Elizabeth Hogue, Esq. explains the CMS Proposal to Eliminate Requirement for Narrative Part of Documentation of Face-to-Face
The Centers for Medicare and Medicaid Services (CMS) will issue a proposed rule that will eliminate the requirement of a narrative as part of the documentation of face-to-face encounters. The proposed rule, if finalized, will also:
· Update Home Health Prospective Payment System (HH PPS) rates effective on January 1, 2015;
· Change HH PPS case-mix weights;
· Change home health quality reporting program requirements;
· Change therapy reassessment time frames to at least once every fourteen calendar days;
· Revise speech-language pathology (SLP) personnel qualifications; and
· Limit reviewability of civil money penalties imposed on agencies as a result of survey deficiencies.
If the proposed rule is finalized, the most welcome change may be elimination of the narrative portion of the documentation of face-to-face encounters.
The basis for CMS' proposal to eliminate the narrative portion of face-to-face documentation is that there should be sufficient evidence in patients' medical records to demonstrate that patients meet the Medicare home health eligibility criteria.
Specifically, CMS proposes the following:
· The narrative requirement would be eliminated. Certifying physicians will still be required to certify that face-to-face patient encounters related to the primary reasons patients require home health services occurred no more than 90 days prior to the home health start of care date or within 30 days after the start of home health care services and were performed by a physician or non-physician practitioner, if allowed, and to document the date of encounters as part of the certification of eligibility.When physicians order skilled nursing visits for management and evaluation of patients' care plans, physicians will still be required to include brief narratives that describe clinical justification of this need in order to certify/recertify eligibility.
· To determine whether patients are or were eligible to receive services under the Medicare home health benefit at the start of care, CMS will review only medical records for patients from certifying physicians or acute/post-acute facilities, if patients were directly admitted to home health from these facilities. If patients' medical records used by physicians to certify eligibility are insufficient to demonstrate that patients are eligible to receive services, payments will be withheld.
· If HHA claims are non-covered, Physicians' claims for certification/recertification of eligibility for home health services will not be covered because the certification/recertification of eligibility was incomplete or because there was insufficient documentation to support that patients were eligible for the Medicare home health benefit. This proposal will be implemented through future sub-regulatory guidance.

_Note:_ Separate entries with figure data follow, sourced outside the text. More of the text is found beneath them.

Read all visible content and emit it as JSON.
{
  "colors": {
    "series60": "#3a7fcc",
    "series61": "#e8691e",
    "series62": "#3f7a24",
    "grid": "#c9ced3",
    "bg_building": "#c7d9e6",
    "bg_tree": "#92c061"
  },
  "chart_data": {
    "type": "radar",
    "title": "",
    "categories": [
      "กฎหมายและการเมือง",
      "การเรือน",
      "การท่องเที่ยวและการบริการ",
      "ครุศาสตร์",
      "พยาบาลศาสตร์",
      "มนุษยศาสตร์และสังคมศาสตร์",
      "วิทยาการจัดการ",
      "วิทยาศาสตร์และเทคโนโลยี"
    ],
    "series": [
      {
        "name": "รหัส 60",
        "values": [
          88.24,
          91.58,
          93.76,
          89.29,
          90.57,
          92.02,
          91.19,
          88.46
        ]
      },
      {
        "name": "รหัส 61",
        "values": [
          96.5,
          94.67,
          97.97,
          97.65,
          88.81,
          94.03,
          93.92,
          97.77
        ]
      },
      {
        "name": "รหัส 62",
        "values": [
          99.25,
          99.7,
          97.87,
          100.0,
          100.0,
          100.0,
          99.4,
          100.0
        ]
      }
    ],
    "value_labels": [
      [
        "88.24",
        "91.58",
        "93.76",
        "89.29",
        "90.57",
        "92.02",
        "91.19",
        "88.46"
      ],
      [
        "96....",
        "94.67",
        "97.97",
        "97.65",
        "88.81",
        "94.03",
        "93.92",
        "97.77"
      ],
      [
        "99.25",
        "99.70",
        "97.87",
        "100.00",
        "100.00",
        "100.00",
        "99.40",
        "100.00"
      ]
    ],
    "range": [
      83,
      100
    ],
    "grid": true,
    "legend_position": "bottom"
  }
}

CMS also addresses the issue in this proposal of whether face-to-face encounters are required when beneficiaries are discharged from home health with goals met/no expectation of return to home health care and readmitted less than 60 days later. In these situations, the second episode will be considered a certification, as opposed to a recertification, because agencies will be required to complete a new start of care OASIS to initiate care. The second episode will be considered a subsequent episode for payment purposes because there was no gap of 60 days or more between the first and second episodes of care. CMS proposes, therefore, to clarify that requirements for face-to-face encounters are applicable for certifications, but not recertifications, rather than initial episodes.
In other words, CMS proposes to clarify that certification occurs at any time that a new start of care OASIS is completed in order to initiate care. If, for example, patients are transferred to hospitals and remain there after day 61 or after the first day of the next certification period, new start of care OASIS must completed when such patients return home. The new episode is not considered to be continuous, so face-to-face encounters must be documented as part of the process of certifying patients' eligibility.
Agencies need all of the relief they can get from current requirements regarding documentation of face-to-face requirements. Now let's hope that CMS will stop audits and denials of payment based on insufficient narrative documentation of face-to-face requirements!